Quand mes héros broient du noir, je suis heureuse car ça prouve qu’ils vivent. Quand je broie du noir c’est eux qui morflent !
3. La rentrée littéraire approche. Un livre, ça va, 560, où est-ce qu’on va ?
Pour l’instant, je ne ferais pas partie de la rentrée littéraire. Je ne vais donc pas me noyer dans la masse. Mais il est vrai que j’aimerais un jour être une célébrité littéraire brillant dans le firmament des media. 560, ça fait énorme, sont-ils tous bons ? J’espère pour les lecteurs. Nous savons que certains sont nuls mais poussés par je ne sais quel démiurge de l’édition ! Qu’on me présente ces souverains, pour signer un contrat !
4. Le dicton du jour : À la saint Grégoire, sort un livre de ton placard. Je t’écoute.
Le journal d’Asta de Ruth Rendell est le premier que je sortirais de mon placard. Une référence ! Maintenant chez les jeunes, j’apprécie beaucoup la plume de Nicolas Lebel. Sinon j’aimerais que l’on sorte mon premier roman des placards et des librairies ainsi que le suivant… Je suis allergique à la poussière !
5. Boire ou écrire, faut-il choisir ?
Il y a aussi fumer, faire l’amour, écrire, dépenser dans des shoppings d’enfer… Je n’aime pas choisir… Un de mes moindres défauts.

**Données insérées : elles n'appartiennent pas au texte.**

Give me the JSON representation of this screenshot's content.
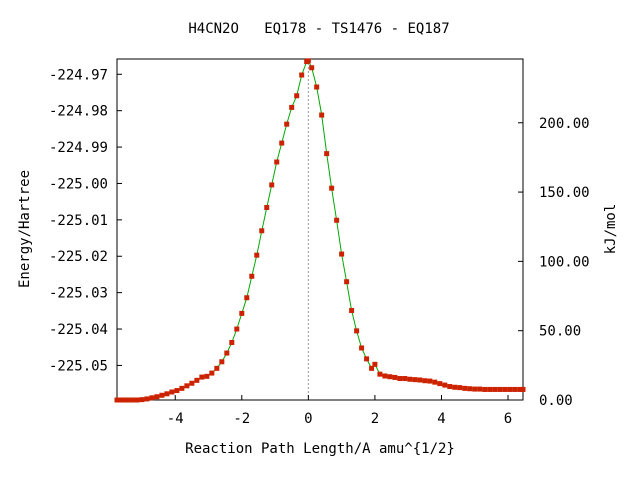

6. La littérature est le sel de la vie. Passe moi le poivre.
Le poivre, c’est la politique avec ces « vinaigrement » corrects ! Et la pauvreté qui casse tous les codes. La littérature devrait être plus abordable, c’est une façon de lutter contre les inégalités et les troubles en ce moment. Une des premières choses que fait un dictateur c’est supprimer l’histoire comme matière scolaire et brûler les bons livres !!

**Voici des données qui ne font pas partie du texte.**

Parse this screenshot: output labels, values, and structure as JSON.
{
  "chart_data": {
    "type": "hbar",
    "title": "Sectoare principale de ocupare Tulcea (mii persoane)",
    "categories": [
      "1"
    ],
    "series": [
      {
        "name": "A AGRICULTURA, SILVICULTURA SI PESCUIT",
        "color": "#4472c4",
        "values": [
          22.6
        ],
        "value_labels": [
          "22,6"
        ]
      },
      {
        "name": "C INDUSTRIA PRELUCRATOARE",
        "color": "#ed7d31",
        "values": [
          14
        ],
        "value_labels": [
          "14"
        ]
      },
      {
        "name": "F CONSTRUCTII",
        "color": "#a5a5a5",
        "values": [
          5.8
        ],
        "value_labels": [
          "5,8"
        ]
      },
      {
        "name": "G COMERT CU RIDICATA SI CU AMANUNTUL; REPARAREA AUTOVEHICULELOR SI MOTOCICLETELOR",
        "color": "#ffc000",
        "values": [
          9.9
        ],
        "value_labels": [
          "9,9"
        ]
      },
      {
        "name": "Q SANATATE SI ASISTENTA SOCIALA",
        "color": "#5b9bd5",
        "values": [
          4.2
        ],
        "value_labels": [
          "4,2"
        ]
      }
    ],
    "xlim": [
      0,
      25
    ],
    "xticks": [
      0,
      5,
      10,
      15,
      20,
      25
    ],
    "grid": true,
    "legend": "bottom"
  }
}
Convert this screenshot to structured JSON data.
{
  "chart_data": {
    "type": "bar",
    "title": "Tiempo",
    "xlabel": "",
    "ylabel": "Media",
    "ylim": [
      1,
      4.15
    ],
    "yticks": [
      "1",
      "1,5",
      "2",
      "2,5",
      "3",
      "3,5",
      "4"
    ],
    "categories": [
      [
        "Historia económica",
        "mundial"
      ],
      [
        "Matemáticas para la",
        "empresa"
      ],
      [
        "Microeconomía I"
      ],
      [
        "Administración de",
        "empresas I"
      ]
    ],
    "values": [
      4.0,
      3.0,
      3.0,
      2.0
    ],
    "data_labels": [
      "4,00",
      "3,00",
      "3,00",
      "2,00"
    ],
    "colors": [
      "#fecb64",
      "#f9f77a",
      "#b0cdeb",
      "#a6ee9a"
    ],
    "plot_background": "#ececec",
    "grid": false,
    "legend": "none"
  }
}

7. Lire aide à vivre. Et écrire ?
Écrire aide à mourir avec dignité.
8. Une anecdote à nous narrer, sur un salon, lors d’une dédicace, d’une table ronde, un événement touchant, drôle, étrange… ?
« – Bon je suis venue dans ce salon mais je ne lis pas beaucoup alors… me sort une dame » « C’est vous l’auteur du livre ? » Comme si je dédicaçais les romans de Nothomb !!
Nous te remercions d’avoir répondu à nos questions et d’être présent(e) avec nous, pour cette troisième édition du Trophée Anonym’us.
C’est moi qui remercie pour cette aventure !!